Doch in der Aufregung hatte er ganz vergessen, die Tür abzuschließen, und dann war es gekommen, wie es kommen musste …
Noch vier Monate später sträubte sich in Everleigh alles, wenn Rhett in Gegenwart seiner Eltern auch nur andeutungsweise seine Zuneigung zeigte. Besonders, wenn seine Mutter dabei war.
„Mr. McCann möchte wissen, ob du mit den Stiefeln fertig bist“, sagte Betty Jo und überreichte Everleigh ein Layout-Muster der Zeitungsanzeige für die nächste Woche. Everleigh war richtig dankbar für die Unterbrechung, weil dadurch die peinlichen Erinnerungen beendet wurden.

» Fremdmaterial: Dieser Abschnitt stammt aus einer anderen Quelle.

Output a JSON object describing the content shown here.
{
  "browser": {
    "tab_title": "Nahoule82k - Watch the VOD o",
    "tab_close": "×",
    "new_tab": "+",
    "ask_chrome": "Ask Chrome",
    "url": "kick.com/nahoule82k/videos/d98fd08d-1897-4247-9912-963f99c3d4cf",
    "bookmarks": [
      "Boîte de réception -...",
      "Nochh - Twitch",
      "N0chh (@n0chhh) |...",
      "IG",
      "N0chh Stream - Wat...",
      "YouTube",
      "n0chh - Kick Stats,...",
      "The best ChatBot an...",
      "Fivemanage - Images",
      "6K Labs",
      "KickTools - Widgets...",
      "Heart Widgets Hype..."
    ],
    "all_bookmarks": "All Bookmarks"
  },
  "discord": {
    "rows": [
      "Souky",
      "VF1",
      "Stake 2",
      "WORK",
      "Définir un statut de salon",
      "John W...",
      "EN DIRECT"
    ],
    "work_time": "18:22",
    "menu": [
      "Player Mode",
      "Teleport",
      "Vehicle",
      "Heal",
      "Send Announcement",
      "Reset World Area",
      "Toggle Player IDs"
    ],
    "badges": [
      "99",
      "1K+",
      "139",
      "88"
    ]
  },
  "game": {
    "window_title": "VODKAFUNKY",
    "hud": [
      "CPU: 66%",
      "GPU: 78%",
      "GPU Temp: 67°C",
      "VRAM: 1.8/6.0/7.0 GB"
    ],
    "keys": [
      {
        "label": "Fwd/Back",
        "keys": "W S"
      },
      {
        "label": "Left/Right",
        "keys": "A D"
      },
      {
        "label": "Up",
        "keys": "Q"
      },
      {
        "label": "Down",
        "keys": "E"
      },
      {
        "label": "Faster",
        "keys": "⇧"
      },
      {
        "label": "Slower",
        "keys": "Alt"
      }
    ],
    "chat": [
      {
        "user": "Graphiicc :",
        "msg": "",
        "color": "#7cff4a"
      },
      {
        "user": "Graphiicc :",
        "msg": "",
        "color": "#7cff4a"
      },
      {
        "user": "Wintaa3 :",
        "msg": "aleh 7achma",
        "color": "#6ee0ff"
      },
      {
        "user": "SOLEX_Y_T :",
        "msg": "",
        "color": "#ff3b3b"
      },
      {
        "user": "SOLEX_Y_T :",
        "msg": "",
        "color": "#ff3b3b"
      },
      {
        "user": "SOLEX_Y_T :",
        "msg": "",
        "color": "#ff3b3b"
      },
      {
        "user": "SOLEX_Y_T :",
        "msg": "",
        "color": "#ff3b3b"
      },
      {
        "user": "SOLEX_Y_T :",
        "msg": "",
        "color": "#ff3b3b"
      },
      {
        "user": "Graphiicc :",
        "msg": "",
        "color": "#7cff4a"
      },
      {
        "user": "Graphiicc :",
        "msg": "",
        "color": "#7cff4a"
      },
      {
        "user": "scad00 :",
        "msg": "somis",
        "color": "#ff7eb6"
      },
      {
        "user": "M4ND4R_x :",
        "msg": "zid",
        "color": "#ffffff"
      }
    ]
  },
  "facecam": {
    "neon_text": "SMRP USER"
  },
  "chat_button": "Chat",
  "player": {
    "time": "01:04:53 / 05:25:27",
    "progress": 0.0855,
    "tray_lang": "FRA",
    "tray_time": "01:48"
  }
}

„Er hat gesagt, du sollst darauf achten, dass die Maße der Anzeige ganz genau stimmen. Deine Zeichnungen von letzter Woche haben auf den Spaltenzwischenraum abgefärbt.“ Dann griff die Frau nach Everleighs Hand mit dem Ring und bemerkte: „Ich habe am Anfang gedacht, dass dein Kerl nicht die hellste Kerze auf der Torte wäre – viel Hut und wenig Hirn –, aber mit diesem Ring hat er mich überzeugt. Der ist wirklich fantastisch.“
„Dafür hat er auch ziemlich lange gespart“, erklärte Everleigh, zog ihre Hand weg und schaute sich das Layout-Muster für den Tribune Herald genauer an.
„Weißt du, was mein Mann mir zur Verlobung geschenkt hat? Ein Kind.“
Betty Jo lehnte sich an den Zeichentisch und kaute geräuschvoll Kaugummi. Sie war Anfang vierzig und eine Südstaaten-Giftspritze mit platinblondem Haar und knallroten Lippen wie Marilyn Monroe. Ihre Röcke waren so eng, dass sie sich nicht normal hinsetzen konnte, sondern sich auf ihren Stuhl fallen lassen musste. Und ihre Bluse, nun ja, der Ausschnitt offenbarte schon ziemlich viel.